Eine Wärmeoase tut sich auf im winterlichen Berlin; in der Volksbühne, wo Frank Castorf vor kurzem sein "Terrordrom" eröffnete, gastiert das Wuppertaler Tanztheater mit seiner jüngsten Produktion "Masurca Fogo".Nach mehr als zehnjähriger Abstinenz kam das Berliner Publikum nun in den Genuß eines Bausch-Stücks, bei dem man sich am besten einfach zurücklehnt und sich an den sinnlichen Spielen auf der Bühne erfreut - denn "Masurca Fogo" bietet Theater so richtig zum Wohlfühlen.

Von Sandra Luzina

Eine Wärmeoase tut sich auf im winterlichen Berlin; in der Volksbühne, wo Frank Castorf vor kurzem sein "Terrordrom" eröffnete, gastiert das Wuppertaler Tanztheater mit seiner jüngsten Produktion "Masurca Fogo".Nach mehr als zehnjähriger Abstinenz kam das Berliner Publikum nun in den Genuß eines Bausch-Stücks, bei dem man sich am besten einfach zurücklehnt und sich an den sinnlichen Spielen auf der Bühne erfreut - denn "Masurca Fogo" bietet Theater so richtig zum Wohlfühlen.Genau das irritierte, und so mischten sich in den Schlußapplaus einige Buhrufe.
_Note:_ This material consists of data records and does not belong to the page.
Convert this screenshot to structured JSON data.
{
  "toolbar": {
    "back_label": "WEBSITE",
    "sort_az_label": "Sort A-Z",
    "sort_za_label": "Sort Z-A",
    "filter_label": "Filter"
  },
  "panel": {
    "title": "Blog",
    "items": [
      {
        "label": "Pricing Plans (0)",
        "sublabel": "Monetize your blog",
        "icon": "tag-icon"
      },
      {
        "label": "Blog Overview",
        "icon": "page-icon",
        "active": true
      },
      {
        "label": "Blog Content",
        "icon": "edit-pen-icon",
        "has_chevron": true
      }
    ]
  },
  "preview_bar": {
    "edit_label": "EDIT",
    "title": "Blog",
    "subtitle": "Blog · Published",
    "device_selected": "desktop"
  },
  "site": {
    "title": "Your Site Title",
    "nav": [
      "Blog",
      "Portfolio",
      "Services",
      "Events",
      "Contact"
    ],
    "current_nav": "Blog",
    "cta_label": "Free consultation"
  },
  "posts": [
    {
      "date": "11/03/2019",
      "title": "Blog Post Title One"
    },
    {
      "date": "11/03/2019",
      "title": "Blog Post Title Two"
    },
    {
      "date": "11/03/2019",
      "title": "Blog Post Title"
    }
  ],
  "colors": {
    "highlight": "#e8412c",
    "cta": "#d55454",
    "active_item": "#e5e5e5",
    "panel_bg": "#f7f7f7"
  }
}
Der Bühnenbildner Peter Pabst hat einen weißen Bühnenkasten entworfen, durch einen Spalt scheinen sich Lavamassen ergossen zu haben, die nun einen steilen Abhang bilden.Ein Tanz auf dem Vulkan, ein überhitzter Taumel im Wissen um die eigene Gefährung, wird nun keineswegs vorgeführt."Masurca Fogo", als Koproduktion mit der EXPO in Lissabon entstanden, ist ein ebenso heiteres wie melancholisches Stück, mit hell funkelndem Witz und liebevoller Ironie, doch auch die Trauer scheint diesmal südlich getönt, eine sanfte Tristesse, die nie bitter, verzweifelt oder verletzend ist, sondern ihre eigene Anmut hat.Die Quälgeister von einst scheinen vertrieben.Wie es bei internationalen Koproduktionen üblich ist, hat die Bausch-Truppe einen Teil der Probenzeit in Portugal verbracht, dabei reiste das Ensemble bis zu den Kapverdischen Inseln vor Westafrika, wo es sich offenkundig an Farben, Klängen und Rhythmen berauscht hat.Von da hat es auch den Titel mitgebracht, denn "Masurca Fogo", die Feuer-Mazurka ist einer dortige Besonderheit.Auch bei der Musikauswahl scheint der Trip in die Ferne seine Spuren hinterlassen zu haben: da finden sich wehmütige portugiesische Fados und vergnügte Weisen aus Cabo Verde, die bei Bausch immer wiederkehrenden Tangos und alte Jazznummern.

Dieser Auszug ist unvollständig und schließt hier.